Pointers vs. References
Bill Baxter
dnewsgroup at billbaxter.com
Wed Jun 13 11:43:41 PDT 2007
Ary Manzana wrote:
> Lionello Lunesu escribió:
>> That's not a bug.
>> '==' and '!=' result in a call to opEquals, which is likely to
>> segfault when one of the operands is null. You should use 'is' or in
>> your case '!is'.
>
> Can't writing
>
> x == null, x != null
>
> be rewritten by the compiler to
>
> x is null, x !is null
>
> ?
>
>
> I think the two firsts will always segfault. When would a user want to
> segfault her program? Or, better asked, when would a user want to do x
> == null?
>
> Regards,
> Ary
Why not have the compiler just rewrite all equality comparisons on class
objects?
x == y ===> (x is y || x.opEquals(y))
I mean you might as well check first that they aren't the same object,
because if they are then obviously they are equal too[1]. That would
make the behavior the norm and not a special case.

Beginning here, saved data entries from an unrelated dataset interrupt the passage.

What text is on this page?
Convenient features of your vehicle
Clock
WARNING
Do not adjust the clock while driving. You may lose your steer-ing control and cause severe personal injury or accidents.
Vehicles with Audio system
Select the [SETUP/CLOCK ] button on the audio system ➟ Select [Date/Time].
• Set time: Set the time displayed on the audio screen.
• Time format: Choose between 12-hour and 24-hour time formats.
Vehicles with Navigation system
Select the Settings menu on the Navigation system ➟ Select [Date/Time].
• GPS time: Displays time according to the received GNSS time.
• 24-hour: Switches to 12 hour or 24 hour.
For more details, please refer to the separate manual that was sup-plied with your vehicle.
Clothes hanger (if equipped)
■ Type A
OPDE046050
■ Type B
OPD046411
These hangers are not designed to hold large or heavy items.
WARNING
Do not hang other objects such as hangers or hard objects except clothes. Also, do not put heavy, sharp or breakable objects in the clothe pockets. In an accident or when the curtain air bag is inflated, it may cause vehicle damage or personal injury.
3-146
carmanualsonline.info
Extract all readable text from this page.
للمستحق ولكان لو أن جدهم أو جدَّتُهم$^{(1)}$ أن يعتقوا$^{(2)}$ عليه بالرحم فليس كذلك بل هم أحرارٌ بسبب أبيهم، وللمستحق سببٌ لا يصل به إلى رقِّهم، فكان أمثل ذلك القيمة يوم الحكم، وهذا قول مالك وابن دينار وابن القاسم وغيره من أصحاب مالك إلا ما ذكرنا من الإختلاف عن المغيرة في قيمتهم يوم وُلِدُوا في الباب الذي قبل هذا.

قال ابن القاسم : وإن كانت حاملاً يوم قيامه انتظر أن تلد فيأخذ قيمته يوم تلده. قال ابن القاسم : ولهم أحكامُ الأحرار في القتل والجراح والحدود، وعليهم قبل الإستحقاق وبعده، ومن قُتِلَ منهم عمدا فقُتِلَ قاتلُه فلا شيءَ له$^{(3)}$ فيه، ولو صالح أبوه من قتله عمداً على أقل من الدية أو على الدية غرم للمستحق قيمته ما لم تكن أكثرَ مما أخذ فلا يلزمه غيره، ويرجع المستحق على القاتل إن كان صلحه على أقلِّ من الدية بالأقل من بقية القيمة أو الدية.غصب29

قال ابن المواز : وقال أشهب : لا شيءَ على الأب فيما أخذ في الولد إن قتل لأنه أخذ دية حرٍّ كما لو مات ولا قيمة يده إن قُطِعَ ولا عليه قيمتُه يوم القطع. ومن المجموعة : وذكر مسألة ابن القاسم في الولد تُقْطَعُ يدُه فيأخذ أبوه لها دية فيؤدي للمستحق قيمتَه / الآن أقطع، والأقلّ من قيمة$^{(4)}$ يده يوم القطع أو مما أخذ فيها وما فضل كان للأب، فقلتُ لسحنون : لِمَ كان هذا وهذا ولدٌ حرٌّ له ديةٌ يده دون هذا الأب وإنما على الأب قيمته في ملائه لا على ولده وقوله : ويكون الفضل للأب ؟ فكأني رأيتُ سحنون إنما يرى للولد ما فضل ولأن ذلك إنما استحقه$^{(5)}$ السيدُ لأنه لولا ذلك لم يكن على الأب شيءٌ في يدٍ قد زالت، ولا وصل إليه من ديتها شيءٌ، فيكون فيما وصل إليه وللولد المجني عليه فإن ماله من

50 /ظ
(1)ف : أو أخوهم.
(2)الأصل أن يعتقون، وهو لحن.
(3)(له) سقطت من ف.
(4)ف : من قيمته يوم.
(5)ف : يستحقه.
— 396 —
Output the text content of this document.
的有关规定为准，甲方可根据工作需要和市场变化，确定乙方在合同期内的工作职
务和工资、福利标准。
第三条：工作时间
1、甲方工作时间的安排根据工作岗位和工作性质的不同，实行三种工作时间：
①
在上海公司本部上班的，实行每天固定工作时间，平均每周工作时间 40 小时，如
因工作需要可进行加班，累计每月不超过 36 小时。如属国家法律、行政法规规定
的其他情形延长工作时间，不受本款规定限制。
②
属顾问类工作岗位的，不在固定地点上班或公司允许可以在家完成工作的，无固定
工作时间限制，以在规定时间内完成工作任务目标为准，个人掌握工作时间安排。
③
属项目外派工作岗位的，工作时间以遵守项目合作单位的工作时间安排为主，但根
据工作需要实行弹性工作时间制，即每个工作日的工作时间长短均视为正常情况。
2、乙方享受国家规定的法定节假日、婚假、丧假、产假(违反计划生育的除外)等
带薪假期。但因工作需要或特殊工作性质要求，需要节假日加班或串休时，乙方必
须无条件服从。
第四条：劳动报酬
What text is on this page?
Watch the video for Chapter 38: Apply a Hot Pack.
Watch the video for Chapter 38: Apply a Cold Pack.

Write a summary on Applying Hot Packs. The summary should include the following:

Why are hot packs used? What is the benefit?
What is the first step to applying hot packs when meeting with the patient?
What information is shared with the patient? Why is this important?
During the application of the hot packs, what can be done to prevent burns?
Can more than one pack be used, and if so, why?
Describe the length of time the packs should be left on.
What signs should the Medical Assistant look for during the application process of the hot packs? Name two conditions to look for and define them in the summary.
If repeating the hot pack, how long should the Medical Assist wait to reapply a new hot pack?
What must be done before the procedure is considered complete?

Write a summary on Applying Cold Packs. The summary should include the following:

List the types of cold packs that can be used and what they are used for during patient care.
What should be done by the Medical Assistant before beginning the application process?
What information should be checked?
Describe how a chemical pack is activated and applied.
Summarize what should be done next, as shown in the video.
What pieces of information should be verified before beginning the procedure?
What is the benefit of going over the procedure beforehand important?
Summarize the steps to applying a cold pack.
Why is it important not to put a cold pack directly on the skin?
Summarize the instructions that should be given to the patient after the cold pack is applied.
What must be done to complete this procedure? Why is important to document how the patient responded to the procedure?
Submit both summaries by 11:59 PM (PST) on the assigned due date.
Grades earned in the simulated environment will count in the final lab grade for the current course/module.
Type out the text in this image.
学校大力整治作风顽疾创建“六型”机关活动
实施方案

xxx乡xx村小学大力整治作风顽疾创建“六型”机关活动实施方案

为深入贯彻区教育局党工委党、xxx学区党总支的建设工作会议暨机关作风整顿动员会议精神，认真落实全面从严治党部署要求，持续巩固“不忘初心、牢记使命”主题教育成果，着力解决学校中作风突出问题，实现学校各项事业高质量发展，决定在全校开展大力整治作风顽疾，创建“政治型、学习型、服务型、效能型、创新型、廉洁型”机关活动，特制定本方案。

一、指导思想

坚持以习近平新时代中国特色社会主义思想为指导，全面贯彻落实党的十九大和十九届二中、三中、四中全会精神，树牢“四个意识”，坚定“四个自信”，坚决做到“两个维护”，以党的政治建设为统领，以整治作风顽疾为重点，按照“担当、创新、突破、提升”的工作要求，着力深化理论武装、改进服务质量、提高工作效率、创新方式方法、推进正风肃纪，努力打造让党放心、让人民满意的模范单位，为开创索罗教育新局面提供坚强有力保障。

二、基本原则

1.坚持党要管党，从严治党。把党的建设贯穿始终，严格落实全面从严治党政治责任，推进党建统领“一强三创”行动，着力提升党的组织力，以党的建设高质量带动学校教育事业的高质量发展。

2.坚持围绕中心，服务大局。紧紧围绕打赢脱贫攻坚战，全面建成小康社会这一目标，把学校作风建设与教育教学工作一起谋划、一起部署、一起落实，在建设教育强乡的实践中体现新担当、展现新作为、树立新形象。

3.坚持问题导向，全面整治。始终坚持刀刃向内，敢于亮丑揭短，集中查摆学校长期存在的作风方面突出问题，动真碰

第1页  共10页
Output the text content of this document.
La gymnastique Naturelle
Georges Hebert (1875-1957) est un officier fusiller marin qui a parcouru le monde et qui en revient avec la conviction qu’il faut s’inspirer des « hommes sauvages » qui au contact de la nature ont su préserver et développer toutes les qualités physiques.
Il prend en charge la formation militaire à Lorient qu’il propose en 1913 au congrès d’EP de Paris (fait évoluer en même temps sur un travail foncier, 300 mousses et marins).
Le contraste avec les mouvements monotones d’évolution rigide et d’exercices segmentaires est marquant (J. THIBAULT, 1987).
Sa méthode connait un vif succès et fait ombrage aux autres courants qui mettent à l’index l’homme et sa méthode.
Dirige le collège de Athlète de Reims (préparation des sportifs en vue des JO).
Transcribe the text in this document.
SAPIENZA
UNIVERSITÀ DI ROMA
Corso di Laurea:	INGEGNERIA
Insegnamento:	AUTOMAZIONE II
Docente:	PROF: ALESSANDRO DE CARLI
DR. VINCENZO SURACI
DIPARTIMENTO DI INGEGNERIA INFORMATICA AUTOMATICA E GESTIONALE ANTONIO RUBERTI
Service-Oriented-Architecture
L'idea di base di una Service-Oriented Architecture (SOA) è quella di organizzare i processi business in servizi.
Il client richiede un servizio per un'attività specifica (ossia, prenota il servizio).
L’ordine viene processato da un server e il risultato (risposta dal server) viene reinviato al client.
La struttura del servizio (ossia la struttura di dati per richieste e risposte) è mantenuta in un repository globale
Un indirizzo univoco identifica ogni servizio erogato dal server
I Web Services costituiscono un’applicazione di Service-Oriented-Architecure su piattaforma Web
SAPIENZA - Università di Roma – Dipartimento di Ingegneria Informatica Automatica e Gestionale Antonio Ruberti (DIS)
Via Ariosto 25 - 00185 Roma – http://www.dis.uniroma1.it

I don't see how
doing one extra pointer comparison is going to significantly affect
performance.
But then I guess there's that bizzarro-business about opEquals returning
an int because that's "more efficient". So I guess someone is
hypersensitive about object equality operations being as fast as possible.
--bb
[1] Unless you're trying to implement some weirdo NaN like object which
is not equal to anything, including itself.